APL license - What about the enforced logos?

David Woolley david at djwhome.demon.co.uk
Wed Nov 8 07:10:14 UTC 2006

> > > (iii) the copyright notice in the same form as the latest
> > > version of the Covered Code distributed by Alfresco Software, Inc. at
> > > the time of distribution of such copy.
> > 
> > This makes it difficult for downstream contributors to protect their
> > modifications; it is probably also false designation of origin (and thus
> > prosecutable under the Latham Act).
> (Sorry, I don't get this.  And, yes, I am familiar with trademark law.)

I believe that the problem being highlighted is that the actual
copyright ownership may be a composite of Alfresco's and subsequent
contributors', but this requirement can result in the notice not
being allowed to include notice of the subsequent contributions, thus
misrepresenting the true copyright ownership.  (I suspect that Alfresco
don't really want third party modifications that are non-obvious and
not assigned to them, as they generally seem to be trying to retain
more rights than is normal for open source).
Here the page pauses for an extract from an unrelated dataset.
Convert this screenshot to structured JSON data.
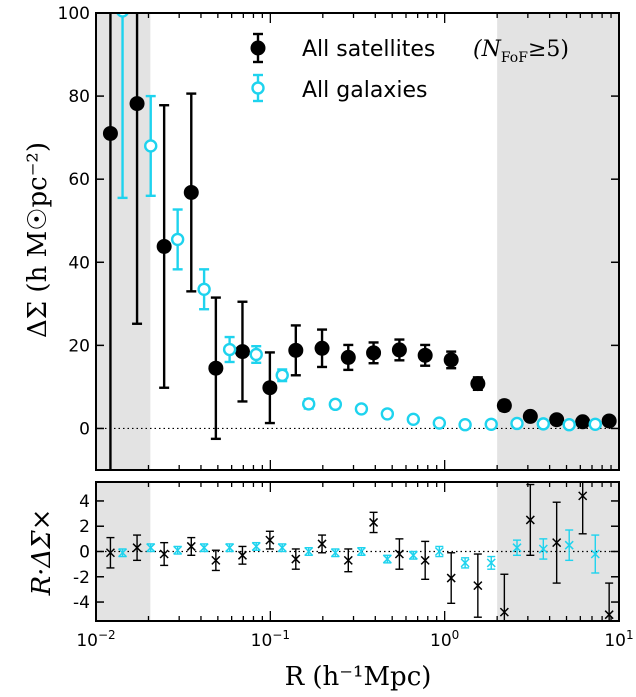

Another problem is that it would reset the copyright date, which,
as the copyright is corporate, would purport to extend the life of
Alfresco's copyright.

Finally, if one interprets this as referring to the licence grant, rather
than the copyright notice, it means that the licence can be modified
or revoked.  I cannot remember if the OSD requires a perpetual licence
to redistribute, but the lack of one would certainly not be looked
on kindly by the open source community.  (My feeling is that the
clause either has to be interpreted as void or referring to the
grant rather than the notice.)

> > 
> > This requires there be a GUI!
> I believe a judge would consider the words "if any" to be clearly
> implied.

I thought that a judge's job in this respect was to try to determine,
on the balance of probability, what the licence drafter's intentions
were.  On my reading of the material quoted, I think it is clear that
they, did require the visibility and presence of hyperlinks that 
could only really be achieved by having a GUI.  I think it was also
fairly clear that they didn't intend to have their code extracted and
used as part of other programs, but only to licence the complete

> > This requires that HTTP is available....
> I believe a judge would consider the words "if applicable" to be
> clearly implied.

As above.

IANAL.  I would say this licence is sufficiently unsafe that it would be
essential to get qualified legal opinion before redistributing the software.